Uji coba sekolah tatap muka dilakukan di sejumlah daerah di Jawa Timur. Pakar epidemiologi menyarankan sebaiknya sekolah tatap muka dibuka di zona hijau.

"Sebetulnya kalau saya berpegangan selama masih ada risiko, kan kuning artinya risiko rendah, yang rendah atau tidak terdampak itu ya hijau. Jadi dilihatnya itu meskipun kuning masih ada penularan tapi rendah, tapi bukan tidak ada risiko. Saya berpandangan bahwa seharusnya sekolah itu dibuka ketika risiko kecil yaitu hijau," kata Pakar epidemiologi dari Universitas Airlangga Surabaya Dr dr Windhu Purnomo di Surabaya, Selasa (25/8/2020).

Jika ingin membuka sekolah tatap muka, Windhu menyebut ada sejumlah hal yang perlu dilakukan. Yakni meminta pendapat dari seluruh pihak, terkait apakah daerah tersebut sudah tak berisiko atau masih berisiko tinggi.

"Pertama kalau mau buka yang (zona) kuning, panggil semua stakeholder yang berkaitan dengan sekolah, ahli kesehatan, Ikatan Anak, dokter, ahli kesehatan, ahli profesional di bidang pendidikan, wakil wali murid, komnas perempuan, komisi perlindungan anak dipanggil ngomong bareng berani enggak membuka di daerah kuning.
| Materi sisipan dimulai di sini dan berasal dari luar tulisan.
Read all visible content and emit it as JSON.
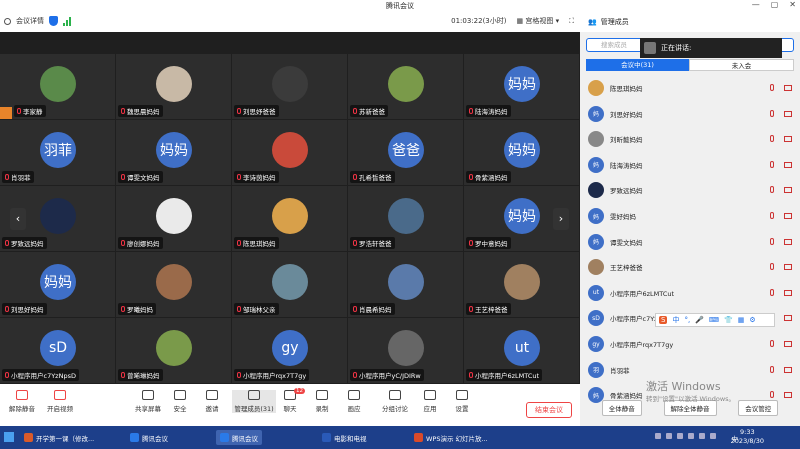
{
  "window": {
    "title": "腾讯会议",
    "controls": [
      "—",
      "▢",
      "✕"
    ]
  },
  "topbar": {
    "meeting_info": "会议详情",
    "timer": "01:03:22(3小时)",
    "view_label": "宫格视图",
    "fullscreen_icon": "⛶"
  },
  "grid": {
    "tiles": [
      {
        "name": "李家静",
        "avatar": "",
        "color": "#5a8a4a",
        "host": true
      },
      {
        "name": "魏思晨妈妈",
        "avatar": "",
        "color": "#c8b9a6"
      },
      {
        "name": "刘思妤爸爸",
        "avatar": "",
        "color": "#3b3b3b"
      },
      {
        "name": "苏新爸爸",
        "avatar": "",
        "color": "#7a9a4a"
      },
      {
        "name": "陆海涛妈妈",
        "avatar": "妈妈",
        "color": "#3f6fc7"
      },
      {
        "name": "肖羽菲",
        "avatar": "羽菲",
        "color": "#3f6fc7"
      },
      {
        "name": "谭雯文妈妈",
        "avatar": "妈妈",
        "color": "#3f6fc7"
      },
      {
        "name": "李诗茵妈妈",
        "avatar": "",
        "color": "#c94a3a"
      },
      {
        "name": "孔希皙爸爸",
        "avatar": "爸爸",
        "color": "#3f6fc7"
      },
      {
        "name": "骨紫涵妈妈",
        "avatar": "妈妈",
        "color": "#3f6fc7"
      },
      {
        "name": "罗致远妈妈",
        "avatar": "",
        "color": "#1d2a4a"
      },
      {
        "name": "廖创娜妈妈",
        "avatar": "",
        "color": "#eaeaea"
      },
      {
        "name": "陈思琪妈妈",
        "avatar": "",
        "color": "#d8a04a"
      },
      {
        "name": "罗浩轩爸爸",
        "avatar": "",
        "color": "#4a6a8a"
      },
      {
        "name": "罗中意妈妈",
        "avatar": "妈妈",
        "color": "#3f6fc7"
      },
      {
        "name": "刘思好妈妈",
        "avatar": "妈妈",
        "color": "#3f6fc7"
      },
      {
        "name": "罗曦妈妈",
        "avatar": "",
        "color": "#9a6a4a"
      },
      {
        "name": "邹瑞林父亲",
        "avatar": "",
        "color": "#6a8a9a"
      },
      {
        "name": "肖晨希妈妈",
        "avatar": "",
        "color": "#5a7aaa"
      },
      {
        "name": "王艺梓爸爸",
        "avatar": "",
        "color": "#a08060"
      },
      {
        "name": "小程序用户c7YzNpsD",
        "avatar": "sD",
        "color": "#3f6fc7"
      },
      {
        "name": "曾唏琳妈妈",
        "avatar": "",
        "color": "#7a9a4a"
      },
      {
        "name": "小程序用户rqx7T7gy",
        "avatar": "gy",
        "color": "#3f6fc7"
      },
      {
        "name": "小程序用户yC/JDIRw",
        "avatar": "",
        "color": "#666"
      },
      {
        "name": "小程序用户6zLMTCut",
        "avatar": "ut",
        "color": "#3f6fc7"
      }
    ],
    "prev_arrow": "‹",
    "next_arrow": "›"
  },
  "toolbar": {
    "buttons": [
      "解除静音",
      "开启视频",
      "共享屏幕",
      "安全",
      "邀请",
      "管理成员(31)",
      "聊天",
      "录制",
      "画应",
      "分组讨论",
      "应用",
      "设置"
    ],
    "chat_badge": "12",
    "end_label": "结束会议"
  },
  "panel": {
    "title": "管理成员",
    "search_placeholder": "搜索成员",
    "speaking_label": "正在讲话:",
    "tab_in": "会议中(31)",
    "tab_out": "未入会",
    "members": [
      {
        "name": "陈思琪妈妈",
        "avatar": "",
        "color": "#d8a04a"
      },
      {
        "name": "刘思好妈妈",
        "avatar": "妈",
        "color": "#3f6fc7"
      },
      {
        "name": "刘昕懿妈妈",
        "avatar": "",
        "color": "#888"
      },
      {
        "name": "陆海涛妈妈",
        "avatar": "妈",
        "color": "#3f6fc7"
      },
      {
        "name": "罗致远妈妈",
        "avatar": "",
        "color": "#1d2a4a"
      },
      {
        "name": "雯好妈妈",
        "avatar": "妈",
        "color": "#3f6fc7"
      },
      {
        "name": "谭雯文妈妈",
        "avatar": "妈",
        "color": "#3f6fc7"
      },
      {
        "name": "王艺梓爸爸",
        "avatar": "",
        "color": "#a08060"
      },
      {
        "name": "小程序用户6zLMTCut",
        "avatar": "ut",
        "color": "#3f6fc7"
      },
      {
        "name": "小程序用户c7YzNpsD",
        "avatar": "sD",
        "color": "#3f6fc7"
      },
      {
        "name": "小程序用户rqx7T7gy",
        "avatar": "gy",
        "color": "#3f6fc7"
      },
      {
        "name": "肖羽菲",
        "avatar": "羽",
        "color": "#3f6fc7"
      },
      {
        "name": "骨紫涵妈妈",
        "avatar": "妈",
        "color": "#3f6fc7"
      }
    ],
    "mute_all": "全体静音",
    "unmute_all": "解除全体静音",
    "manage": "会议管控"
  },
  "ime": {
    "glyph": "S",
    "items": [
      "中",
      "°,",
      "🎤",
      "⌨",
      "👕",
      "▦",
      "⚙"
    ]
  },
  "activation": {
    "line1": "激活 Windows",
    "line2": "转到\"设置\"以激活 Windows。"
  },
  "taskbar": {
    "items": [
      {
        "label": "开学第一课（修改...",
        "color": "#d95a2a"
      },
      {
        "label": "腾讯会议",
        "color": "#2a7ae8"
      },
      {
        "label": "腾讯会议",
        "color": "#2a7ae8"
      },
      {
        "label": "电影和电视",
        "color": "#2a5ab8"
      },
      {
        "label": "WPS演示 幻灯片放...",
        "color": "#d94a2a"
      }
    ],
    "tray_lang": "中",
    "time": "9:33",
    "date": "2023/8/30"
  },
  "colors": {
    "accent": "#1e6fe8",
    "danger": "#e44"
  }
}
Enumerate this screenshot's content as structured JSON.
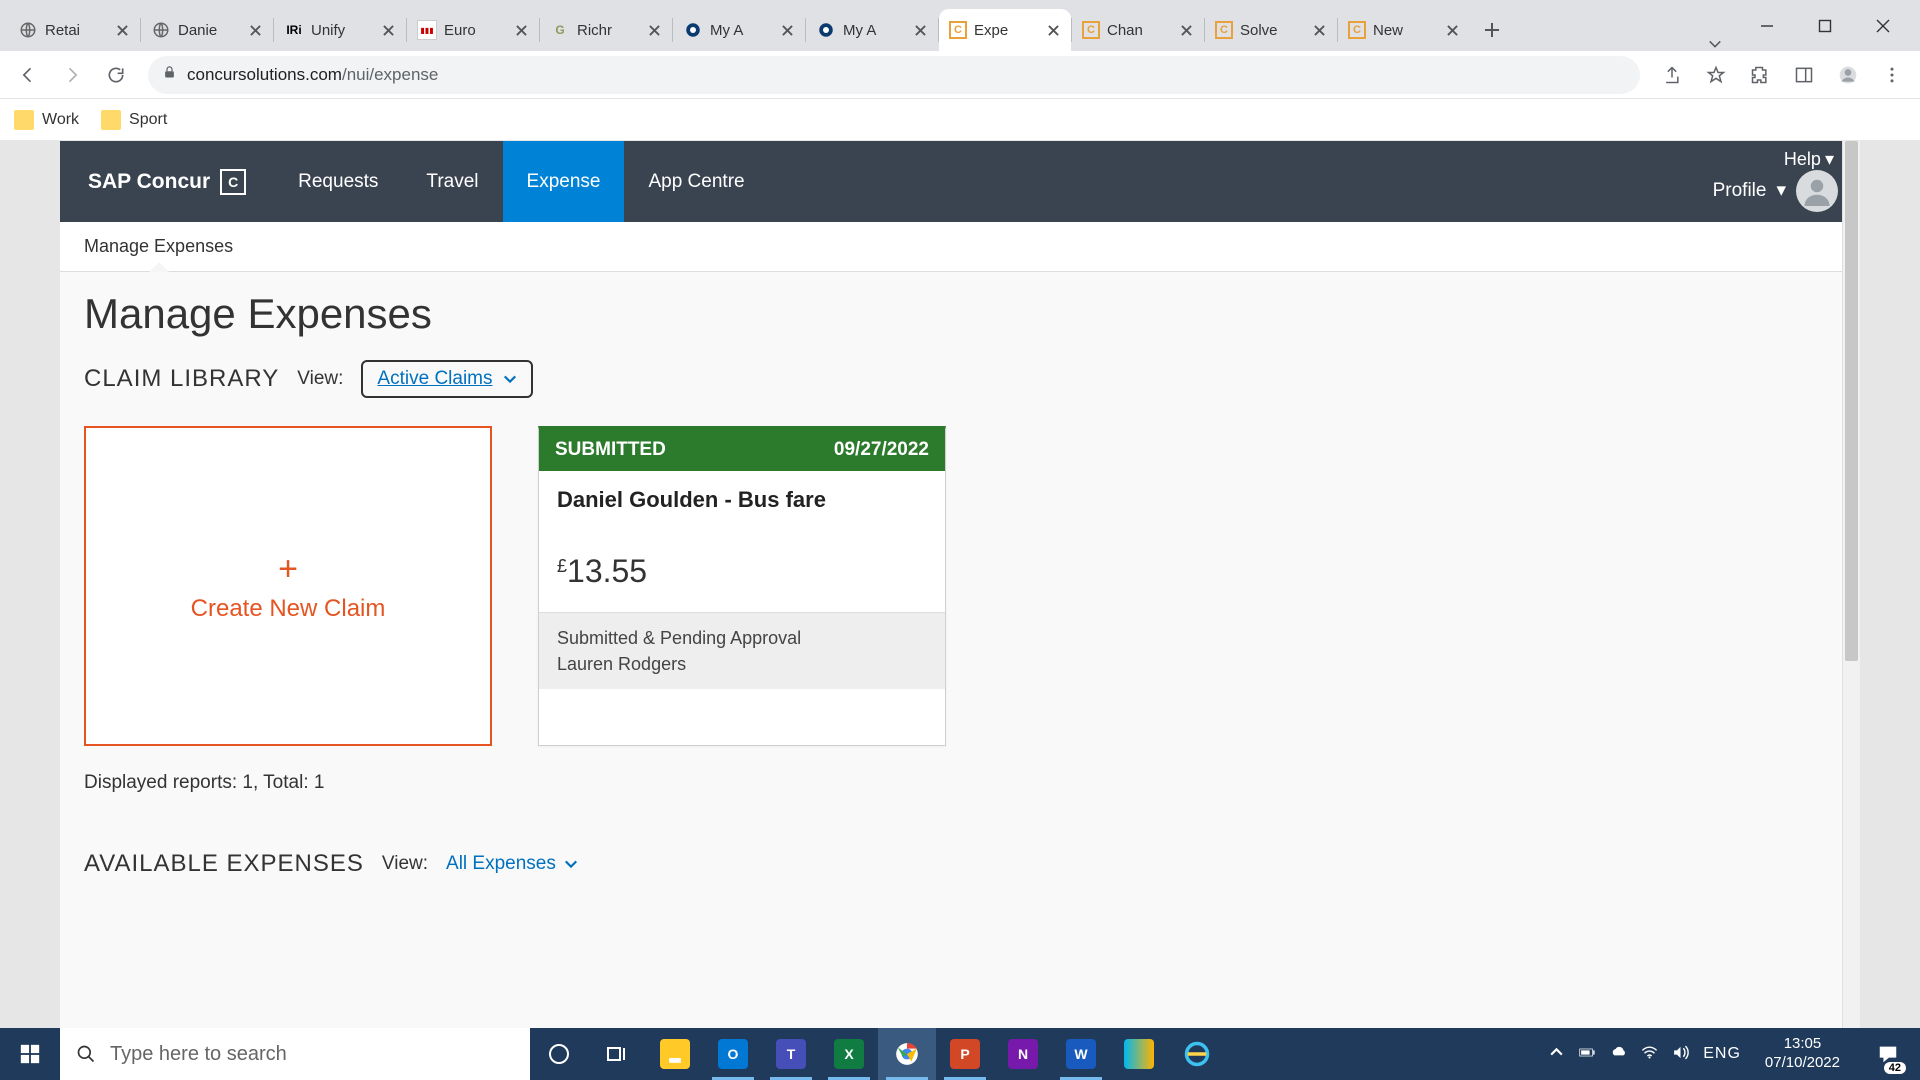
{
  "browser": {
    "tabs": [
      {
        "label": "Retai"
      },
      {
        "label": "Danie"
      },
      {
        "label": "Unify"
      },
      {
        "label": "Euro"
      },
      {
        "label": "Richr"
      },
      {
        "label": "My A"
      },
      {
        "label": "My A"
      },
      {
        "label": "Expe"
      },
      {
        "label": "Chan"
      },
      {
        "label": "Solve"
      },
      {
        "label": "New"
      }
    ],
    "active_tab_index": 7,
    "url_host": "concursolutions.com",
    "url_path": "/nui/expense",
    "bookmarks": [
      {
        "label": "Work"
      },
      {
        "label": "Sport"
      }
    ]
  },
  "concur": {
    "logo": "SAP Concur",
    "nav": {
      "requests": "Requests",
      "travel": "Travel",
      "expense": "Expense",
      "appcentre": "App Centre"
    },
    "help": "Help",
    "profile": "Profile",
    "subnav": "Manage Expenses",
    "page_title": "Manage Expenses",
    "claim_library": {
      "label": "CLAIM LIBRARY",
      "view_label": "View:",
      "view_select": "Active Claims",
      "create_label": "Create New Claim",
      "claim": {
        "status": "SUBMITTED",
        "date": "09/27/2022",
        "title": "Daniel Goulden - Bus fare",
        "currency": "£",
        "amount": "13.55",
        "footer_line1": "Submitted & Pending Approval",
        "footer_line2": "Lauren Rodgers"
      },
      "counts": "Displayed reports: 1, Total: 1"
    },
    "available": {
      "label": "AVAILABLE EXPENSES",
      "view_label": "View:",
      "view_select": "All Expenses"
    }
  },
  "taskbar": {
    "search_placeholder": "Type here to search",
    "lang": "ENG",
    "time": "13:05",
    "date": "07/10/2022",
    "notif_count": "42"
  }
}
Jadi jangan sampai kita ini langsung melakukan tanpa mendengarkan pendapat para ahli, profesional," pesan Windhu.

Windhu juga menyebut jangan sampai daerah yang baru seminggu turun menjadi zona kuning, lantas buru-buru membuka sekolah. Menurutnya, harus menunggu zona kuning tersebut stabil selama minimal empat minggu.

Tak hanya itu, Windhu juga menyoroti bagaimana cara mengawasi anak-anak dalam perjalanan berangkat dan sepulang sekolah. Hal ini juga penting untuk disiapkan protokol kesehatannya.